Goldman Sachs published a research paper questioning the economic viability of generative AI, stating that there is “little to show for” the massive spending on generative AI infrastructure. The paper raises doubts about whether generative AI will live up to its hype and become a transformative technology. Despite these concerns, Goldman Sachs acknowledges the potential for continued investment and stock market gains. The paper also highlights the optimism surrounding AI, driving growth in stocks like Nvidia, but warns that stock gains are already factored in and may not materialize. The paper concludes that AI’s impact on corporate profitability will be critical. Goldman Sachs researchers express skepticism about the cost and transformative potential of generative AI, stating that the technology is unreliable and incapable of solving complex problems. The report compares the AI hype to other technologies like virtual reality and blockchain, which have yet to find widespread real-world applications. The skepticism surrounding generative AI extends beyond journalists and workers to financial institutions that have invested billions in the AI industry.

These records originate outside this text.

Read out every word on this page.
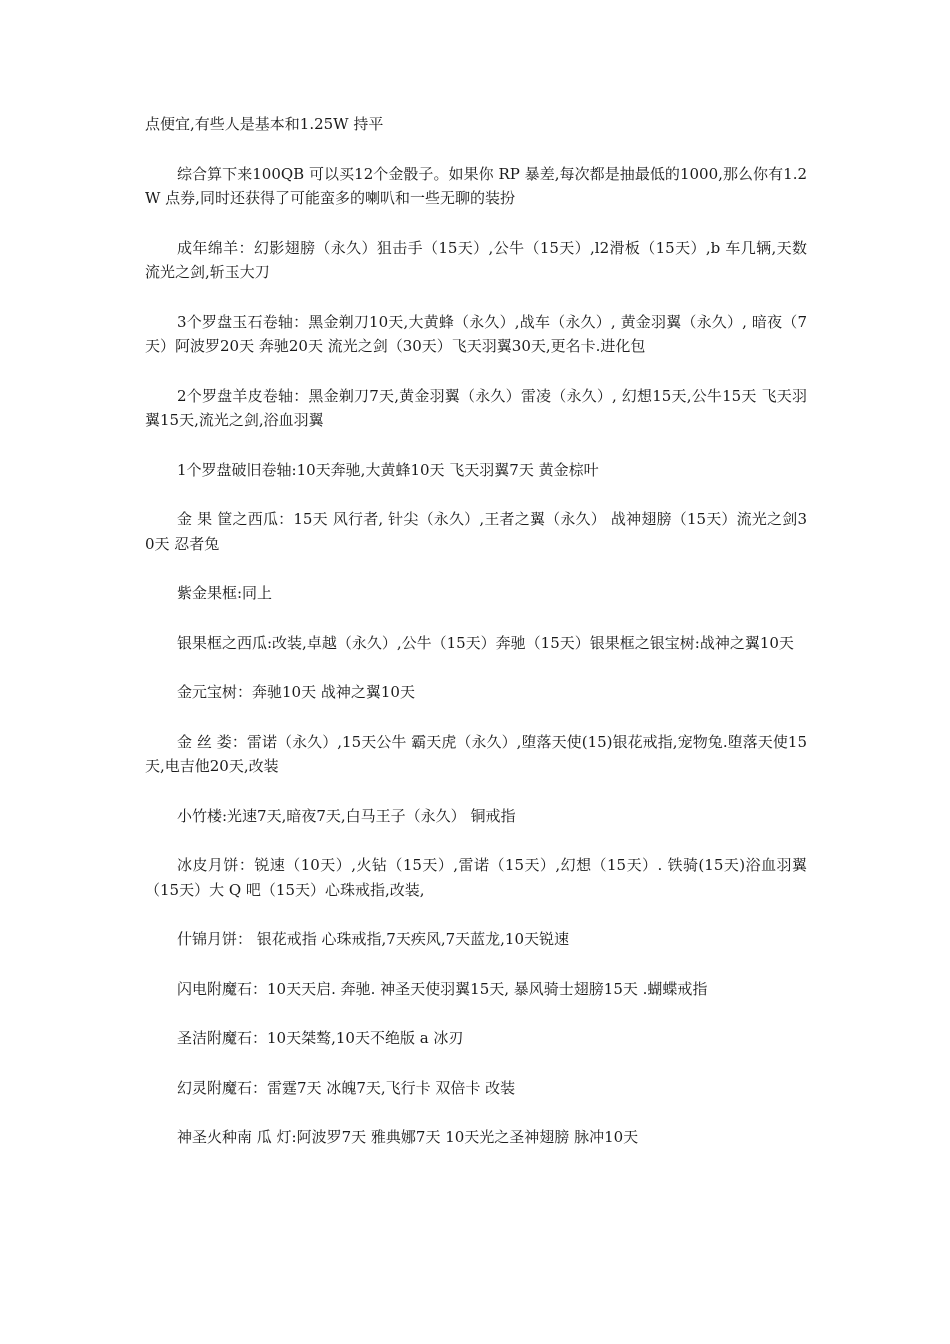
点便宜,有些人是基本和1.25W 持平

综合算下来100QB 可以买12个金骰子。如果你 RP 暴差,每次都是抽最低的1000,那么你有1.2W 点券,同时还获得了可能蛮多的喇叭和一些无聊的装扮

成年绵羊：幻影翅膀（永久）狙击手（15天）,公牛（15天）,l2滑板（15天）,b 车几辆,天数流光之剑,斩玉大刀

3个罗盘玉石卷轴：黑金剃刀10天,大黄蜂（永久）,战车（永久）, 黄金羽翼（永久）, 暗夜（7天）阿波罗20天 奔驰20天 流光之剑（30天）飞天羽翼30天,更名卡.进化包

2个罗盘羊皮卷轴：黑金剃刀7天,黄金羽翼（永久）雷凌（永久）, 幻想15天,公牛15天 飞天羽翼15天,流光之剑,浴血羽翼

1个罗盘破旧卷轴:10天奔驰,大黄蜂10天 飞天羽翼7天 黄金棕叶

金 果 筐之西瓜：15天 风行者, 针尖（永久）,王者之翼（永久） 战神翅膀（15天）流光之剑30天 忍者兔

紫金果框:同上

银果框之西瓜:改装,卓越（永久）,公牛（15天）奔驰（15天）银果框之银宝树:战神之翼10天

金元宝树：奔驰10天 战神之翼10天

金 丝 娄：雷诺（永久）,15天公牛 霸天虎（永久）,堕落天使(15)银花戒指,宠物兔.堕落天使15天,电吉他20天,改装

小竹楼:光速7天,暗夜7天,白马王子（永久） 铜戒指

冰皮月饼：锐速（10天）,火钻（15天）,雷诺（15天）,幻想（15天）. 铁骑(15天)浴血羽翼（15天）大 Q 吧（15天）心珠戒指,改装,

什锦月饼： 银花戒指 心珠戒指,7天疾风,7天蓝龙,10天锐速

闪电附魔石：10天天启. 奔驰. 神圣天使羽翼15天, 暴风骑士翅膀15天 .蝴蝶戒指

圣洁附魔石：10天桀骜,10天不绝版 a 冰刃

幻灵附魔石：雷霆7天 冰魄7天,飞行卡 双倍卡 改装

神圣火种南 瓜 灯:阿波罗7天 雅典娜7天 10天光之圣神翅膀 脉冲10天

Nvidia’s AI chips may generate a lower expected increase in corporate revenues, casting doubt on the optimistic outlook for the AI revolution. Reports from Goldman Sachs, Barclays, and Sequoia Capital highlight the massive amount of capital being spent on AI infrastructure and the significant revenue companies will need to generate to justify these investments. The lack of revenue raises skepticism about the feasibility of AI’s potential. Unknowns such as cost savings, solving complex problems, and energy supply further complicate the outlook for AI’s growth.
And let’s add to that this: According to a study by Lucidworks, concerns over accuracy and cost are slowing down the adoption of generative AI in the enterprise. 44% of manufacturers are worried about the accuracy of GenAI output, leading to a more cautious approach and fewer AI investments compared to last year. The challenges of cost and accuracy are seen as fundamental to the business of AI and could potentially impact the industry’s growth.
Why do we care?
We’re rocketing into the depths of the pit of despair as it relates to AI, as reality of the costs of the technology and finding practical uses begins to become the priority. For IT service providers, this means focusing on sustainable investments, client education, and the development of reliable and cost-effective AI solutions. Guide clients in identifying practical use cases where generative AI can deliver tangible benefits. And remember, right now, data is the key preparation.